Ein goldbetünchter Esel und somit auch die Gruppe MOBILE ALBANIA, unterstützt durch 5 Schülerinnen der Neuen Schule Hamburg, betrat die Bühne der K4. Nach einer kurzen Blockflötenrede durch den Esel, freundlicherweise übersetzt durch die PerformerInnen, wurde das Geschichtenzelt eröffnet. In diesem Zelt aus Pappe können die Besucher des Kongresses ihre Geschichten, ihren Blick auf den Kongress, die Zukunft des Theaters der neuen Generation und die Welt aufzeichnen und als einen Augenblick in den analogen Festivalfilm einfügen.
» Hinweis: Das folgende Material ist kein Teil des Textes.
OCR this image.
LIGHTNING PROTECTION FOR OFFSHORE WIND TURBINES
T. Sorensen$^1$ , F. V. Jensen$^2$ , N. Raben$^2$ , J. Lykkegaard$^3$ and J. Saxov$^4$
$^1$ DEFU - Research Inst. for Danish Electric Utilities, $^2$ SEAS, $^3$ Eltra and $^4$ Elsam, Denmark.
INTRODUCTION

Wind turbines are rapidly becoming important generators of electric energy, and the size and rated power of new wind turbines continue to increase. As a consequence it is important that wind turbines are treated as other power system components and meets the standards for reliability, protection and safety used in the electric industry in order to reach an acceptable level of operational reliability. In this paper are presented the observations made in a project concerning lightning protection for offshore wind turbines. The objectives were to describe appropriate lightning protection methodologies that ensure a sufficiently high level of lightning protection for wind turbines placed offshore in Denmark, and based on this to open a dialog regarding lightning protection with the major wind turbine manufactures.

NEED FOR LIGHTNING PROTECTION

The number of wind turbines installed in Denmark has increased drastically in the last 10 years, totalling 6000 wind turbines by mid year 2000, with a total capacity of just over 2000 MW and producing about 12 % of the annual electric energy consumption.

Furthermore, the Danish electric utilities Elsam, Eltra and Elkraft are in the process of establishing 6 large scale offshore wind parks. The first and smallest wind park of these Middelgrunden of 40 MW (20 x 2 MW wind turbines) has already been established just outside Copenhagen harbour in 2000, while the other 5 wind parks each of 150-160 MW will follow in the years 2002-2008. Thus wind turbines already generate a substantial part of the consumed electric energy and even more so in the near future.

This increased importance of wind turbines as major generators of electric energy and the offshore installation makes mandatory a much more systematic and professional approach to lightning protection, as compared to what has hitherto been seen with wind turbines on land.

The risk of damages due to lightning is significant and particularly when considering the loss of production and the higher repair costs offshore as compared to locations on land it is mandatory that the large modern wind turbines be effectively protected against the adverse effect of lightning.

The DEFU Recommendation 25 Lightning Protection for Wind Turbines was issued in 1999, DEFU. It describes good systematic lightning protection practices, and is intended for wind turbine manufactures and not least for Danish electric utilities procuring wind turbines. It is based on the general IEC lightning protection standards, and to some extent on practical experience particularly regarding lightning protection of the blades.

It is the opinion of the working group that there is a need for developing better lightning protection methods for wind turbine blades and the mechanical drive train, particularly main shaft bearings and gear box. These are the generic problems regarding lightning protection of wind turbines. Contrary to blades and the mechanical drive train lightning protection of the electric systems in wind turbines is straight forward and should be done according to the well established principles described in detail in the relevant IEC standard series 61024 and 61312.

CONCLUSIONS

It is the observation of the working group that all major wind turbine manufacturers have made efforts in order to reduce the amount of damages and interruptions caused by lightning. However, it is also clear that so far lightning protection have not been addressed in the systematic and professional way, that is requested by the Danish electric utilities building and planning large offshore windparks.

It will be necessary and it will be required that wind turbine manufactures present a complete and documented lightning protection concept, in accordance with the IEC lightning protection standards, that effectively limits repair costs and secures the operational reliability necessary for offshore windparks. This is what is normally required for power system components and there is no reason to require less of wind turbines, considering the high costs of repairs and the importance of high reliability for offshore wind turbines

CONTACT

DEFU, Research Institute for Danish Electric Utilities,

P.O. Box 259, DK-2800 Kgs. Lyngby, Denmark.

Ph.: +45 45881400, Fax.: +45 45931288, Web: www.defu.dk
Natürlich kann man auch einfach nur vorbeischauen, Bowle trinken und den Geschichten lauschen. Jeder darf erzählen, jeder darf zeichnen, jeder darf zuhören. Die Diversität der Geschichten lässt eine eigene Geschichte des Kongresses entstehen, die am Ende der 48 Stunden, für die sich der Esel und seine Begleiter auf Kampnagel niedergelassen haben, zu einer Verfassung des Theaters der neuen Generation zusammengefasst werden soll. Die Ohren des Esels scheinen auf jeden Fall auf Empfang gestellt und wackeln erfreut über all die Geschichten die es zu hören und zu bestaunen gibt.